Donald Trump has the best opportunity of any President to create a judiciary that follows the Constitution as written. First, he comes into office with almost 100 vacancies on the lower federal courts in addition to the Supreme Court. Second, thanks to the Senate Democrats’ decision to get rid of the filibuster for confirmation of lower court judges, he has a much freer hand than past Presidents to appoint judges of his choosing without succumbing to the obstruction of the opposition party.
Third, the conservative legal movement has never been as strong. By strong I do not mean just strong in numbers, although it is certainly true that there are more plausible conservative judicial candidates than ever before. But true strength is measured in the depth and breadth of its ideas. When Ronald Reagan came to office in 1980, the conservative legal movement was more defined by what it was against—Warren Court judicial activism—than what it was for. And its ideas were, to put it charitably, insufficiently theorized. Few scholars had provided full justifications for enforcing the Constitution as written. Nor had many scholars done much work uncovering the original meaning of particular provisions of the Constitution.
What a difference a third of a century makes! Because of academic specialization, different experts steeped in the history of the relevant area have looked in detail at the original meaning of the Constitution of 1789 and of the Reconstruction Amendments. Others have considered the meaning of the Constitution with particular expertise in areas such as foreign affairs or criminal law. And thanks to the Federalist Society, there is conservative counterculture that provides a transmission belt of these ideas to judges.
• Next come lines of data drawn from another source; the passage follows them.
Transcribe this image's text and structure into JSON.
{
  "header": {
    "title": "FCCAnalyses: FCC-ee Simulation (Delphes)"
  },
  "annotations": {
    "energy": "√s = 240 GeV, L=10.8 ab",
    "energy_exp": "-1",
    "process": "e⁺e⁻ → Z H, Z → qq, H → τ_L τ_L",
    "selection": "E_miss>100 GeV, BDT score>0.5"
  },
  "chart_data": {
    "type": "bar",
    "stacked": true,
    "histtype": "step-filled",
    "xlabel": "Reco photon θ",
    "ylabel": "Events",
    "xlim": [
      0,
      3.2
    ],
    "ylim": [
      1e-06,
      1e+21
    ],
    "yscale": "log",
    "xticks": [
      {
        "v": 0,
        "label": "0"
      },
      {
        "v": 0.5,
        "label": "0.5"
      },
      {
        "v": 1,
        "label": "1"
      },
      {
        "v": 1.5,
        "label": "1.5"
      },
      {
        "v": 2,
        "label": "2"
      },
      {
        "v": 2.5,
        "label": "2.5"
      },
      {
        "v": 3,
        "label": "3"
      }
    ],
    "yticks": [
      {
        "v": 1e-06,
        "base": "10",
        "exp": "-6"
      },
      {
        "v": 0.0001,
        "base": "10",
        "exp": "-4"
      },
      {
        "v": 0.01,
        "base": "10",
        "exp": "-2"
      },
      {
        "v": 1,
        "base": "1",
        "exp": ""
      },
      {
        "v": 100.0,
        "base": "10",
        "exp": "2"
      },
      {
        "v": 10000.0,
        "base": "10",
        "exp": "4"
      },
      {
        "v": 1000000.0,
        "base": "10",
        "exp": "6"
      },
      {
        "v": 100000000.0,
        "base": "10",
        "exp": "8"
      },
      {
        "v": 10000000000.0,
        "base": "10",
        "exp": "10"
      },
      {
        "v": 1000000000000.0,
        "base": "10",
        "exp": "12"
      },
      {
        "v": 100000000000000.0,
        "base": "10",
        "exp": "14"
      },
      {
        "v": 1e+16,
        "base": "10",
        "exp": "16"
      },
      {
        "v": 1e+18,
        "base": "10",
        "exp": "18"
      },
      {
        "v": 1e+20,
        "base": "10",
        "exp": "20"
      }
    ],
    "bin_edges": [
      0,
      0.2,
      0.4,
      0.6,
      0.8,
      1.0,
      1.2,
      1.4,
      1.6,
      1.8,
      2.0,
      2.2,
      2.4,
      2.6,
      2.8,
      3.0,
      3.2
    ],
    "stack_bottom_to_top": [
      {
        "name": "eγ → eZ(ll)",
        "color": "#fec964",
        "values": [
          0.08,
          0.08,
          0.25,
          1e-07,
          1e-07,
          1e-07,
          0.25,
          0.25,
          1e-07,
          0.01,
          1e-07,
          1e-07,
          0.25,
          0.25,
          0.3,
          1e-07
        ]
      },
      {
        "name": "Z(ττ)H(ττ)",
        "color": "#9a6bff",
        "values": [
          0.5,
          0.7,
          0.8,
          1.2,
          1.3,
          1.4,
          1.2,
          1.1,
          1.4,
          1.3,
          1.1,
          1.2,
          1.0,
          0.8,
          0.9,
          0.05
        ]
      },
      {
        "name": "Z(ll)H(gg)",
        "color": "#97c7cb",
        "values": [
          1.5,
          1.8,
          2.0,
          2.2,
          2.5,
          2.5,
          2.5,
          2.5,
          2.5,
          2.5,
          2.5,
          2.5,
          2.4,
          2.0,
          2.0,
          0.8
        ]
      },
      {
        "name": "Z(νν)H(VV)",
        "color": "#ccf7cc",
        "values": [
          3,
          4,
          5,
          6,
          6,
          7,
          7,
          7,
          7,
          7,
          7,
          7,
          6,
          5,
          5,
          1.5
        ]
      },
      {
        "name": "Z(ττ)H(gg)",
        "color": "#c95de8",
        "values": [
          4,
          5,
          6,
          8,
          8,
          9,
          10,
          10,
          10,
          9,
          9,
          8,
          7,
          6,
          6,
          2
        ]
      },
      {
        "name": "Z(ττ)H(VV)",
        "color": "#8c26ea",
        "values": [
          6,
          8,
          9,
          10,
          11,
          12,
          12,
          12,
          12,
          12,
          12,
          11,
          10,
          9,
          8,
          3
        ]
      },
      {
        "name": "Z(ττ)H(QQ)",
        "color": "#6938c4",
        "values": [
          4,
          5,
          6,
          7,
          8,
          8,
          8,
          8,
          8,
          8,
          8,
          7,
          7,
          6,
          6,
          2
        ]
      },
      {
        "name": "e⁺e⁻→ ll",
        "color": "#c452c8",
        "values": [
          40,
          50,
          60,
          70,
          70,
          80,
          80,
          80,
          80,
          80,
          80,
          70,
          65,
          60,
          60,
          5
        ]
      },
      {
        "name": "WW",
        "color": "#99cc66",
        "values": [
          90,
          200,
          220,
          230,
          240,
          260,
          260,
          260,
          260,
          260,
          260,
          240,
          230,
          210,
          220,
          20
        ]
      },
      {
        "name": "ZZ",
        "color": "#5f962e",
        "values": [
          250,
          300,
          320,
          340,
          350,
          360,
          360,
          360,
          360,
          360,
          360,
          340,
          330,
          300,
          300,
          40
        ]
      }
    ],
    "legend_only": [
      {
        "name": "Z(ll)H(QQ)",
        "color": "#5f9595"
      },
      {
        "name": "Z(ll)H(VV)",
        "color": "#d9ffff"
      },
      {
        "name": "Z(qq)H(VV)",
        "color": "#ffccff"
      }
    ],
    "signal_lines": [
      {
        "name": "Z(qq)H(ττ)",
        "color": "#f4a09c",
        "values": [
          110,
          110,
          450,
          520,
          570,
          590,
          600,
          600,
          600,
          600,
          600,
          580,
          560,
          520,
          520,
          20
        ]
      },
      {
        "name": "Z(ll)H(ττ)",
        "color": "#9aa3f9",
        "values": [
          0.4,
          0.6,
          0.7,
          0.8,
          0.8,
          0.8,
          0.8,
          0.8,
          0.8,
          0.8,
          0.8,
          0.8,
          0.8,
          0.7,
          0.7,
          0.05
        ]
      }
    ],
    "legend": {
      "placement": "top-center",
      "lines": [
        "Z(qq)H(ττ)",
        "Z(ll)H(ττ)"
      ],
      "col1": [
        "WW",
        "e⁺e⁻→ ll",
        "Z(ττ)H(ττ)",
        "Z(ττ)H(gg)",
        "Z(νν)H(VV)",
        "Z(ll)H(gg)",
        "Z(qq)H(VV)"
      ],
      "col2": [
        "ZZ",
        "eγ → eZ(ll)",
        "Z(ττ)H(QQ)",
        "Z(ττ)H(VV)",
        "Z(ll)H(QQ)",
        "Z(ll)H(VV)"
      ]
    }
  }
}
Even as there has never been a greater opportunity to reshape the judiciary, it has never been more imperative. The mainstream legal culture runs ever more swiftly left. As a result, that current is likely to sweep along judges who are not anchored on the right. Justices David Souter and Harry Blackmun are famous examples, but many lower court Republican judges have drifted as well.
Thus, if the Trump administration is to remake the judiciary it must choose candidates from the conservative legal counterculture rather than rely on successful lawyers of Republican leanings who happen to know a Senator. Legal academics are often the best bet. Their academic paper trail can no longer trigger a Democratic filibuster but their past commitments provide the best guarantee of future fidelity. And there is no doubt that academics appointed to the circuit courts have been the most influential judges. For instance, Judge Frank Easterbrook of the Seventh Circuit has been cited a standard deviation more than almost any other judge on the federal appeals court. Outstanding practicing lawyers who have been active in the Federalist Society will also bring energy and ideas to the bench.
In Washington, the right substantive choices depend on putting in place a sound political process. And judicial selection is no exception to this rule. But if the President Trump relies on established conservative networks to staff the White House Counsel’s Office and the Office of Legal Policy at the Department, these officials will be able to identify the candidates who will make a difference for decades to come.